As with so many other industries, advances in technology and the scope of digital business have opened a host of new avenues, not only to private sellers, but to estate agents as well.
You would assume that private sellers would benefit the most from innovative new ways to market a property online, as it dramatically increases the scope and reach of their marketing efforts. However, this was not the case, as the digital dominance of the leading portals expanded ever further, sellers considering a private sale were increasingly put off by the inability to list on these key platforms.
Major portal’s refusal to accept private listings hinges on the fact that their business model relies on charging the agent representing the property, and not the seller.

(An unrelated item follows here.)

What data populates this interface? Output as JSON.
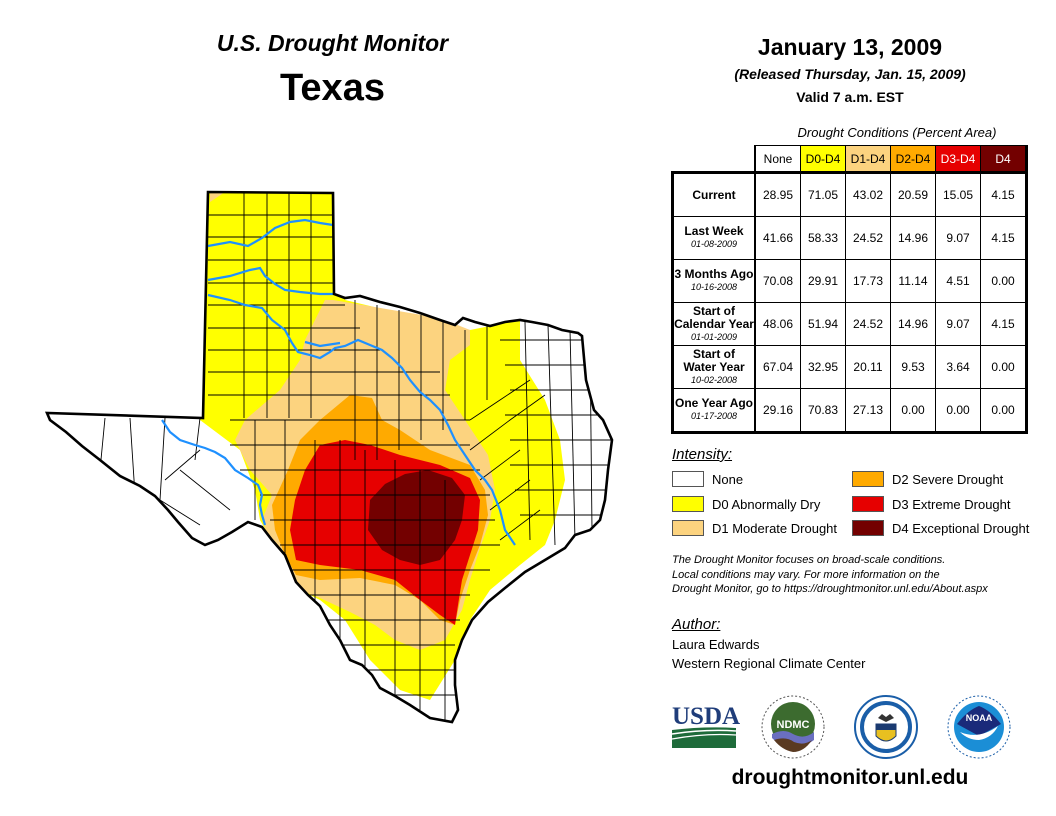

Partly because of this, the relationship between leading portals and private sales providers has been frosty at best, and confrontational at worst.
So as a private seller in today’s market, wanting to avoid the involvement of an estate agent, but still secure a listing on arguably the most valuable property platforms available, what does one do?….
Enter the Online Estate Agents – facilitating a listing on the leading portals, without involvement of a traditional agent.
OEAs supposedly represented a middle ground between the all singing all dancing high-street service at one end, and the DIY, pure, private sales approach at the other. However, in reality, a number of these online agents offer little more by way of service and support than a typical pure private sales website. The House Shop for example offer much the same services you would expect from an OEA – EPCs, floor plans, viewing arrangements, descriptions, photography, advice etc. – with the exception of the ill-defined ‘sales progression’.
So what really is the difference between some online estate agency sites and private sales sites? The answer is very simple. One will secure you a listing on the leading portals. The other will not.
Would it be fair to call homeowners selling through an online agent ‘private sellers’?
It could be argued that if the leading portals accepted listings from private sellers, the private sales market in the UK would expand dramatically. Currently private sales account for a tiny proportion of the market, but if you included all sales made through an online agent into the same bracket, we would reach numbers comparable to larger foreign markets.
There is clearly demand from consumers to explore digital alternatives, as demonstrated by the sudden influx of press coverage focusing on ‘selling online’ and ‘selling your own home’. However ‘selling your own home’ now appears to mean listing with an online agent. In some cases the online estate agency has become the acceptable face of private sales, offering an FSBO service in all but name.
Demand for the much maligned private sales approach is out there – and a number of online agents are increasingly advertising themselves online under ‘private sales’ terms in search engines. Pure private sales providers will have to fight their corner against the onslaught of online agents, snapping up potential private sellers at the expense of private sales.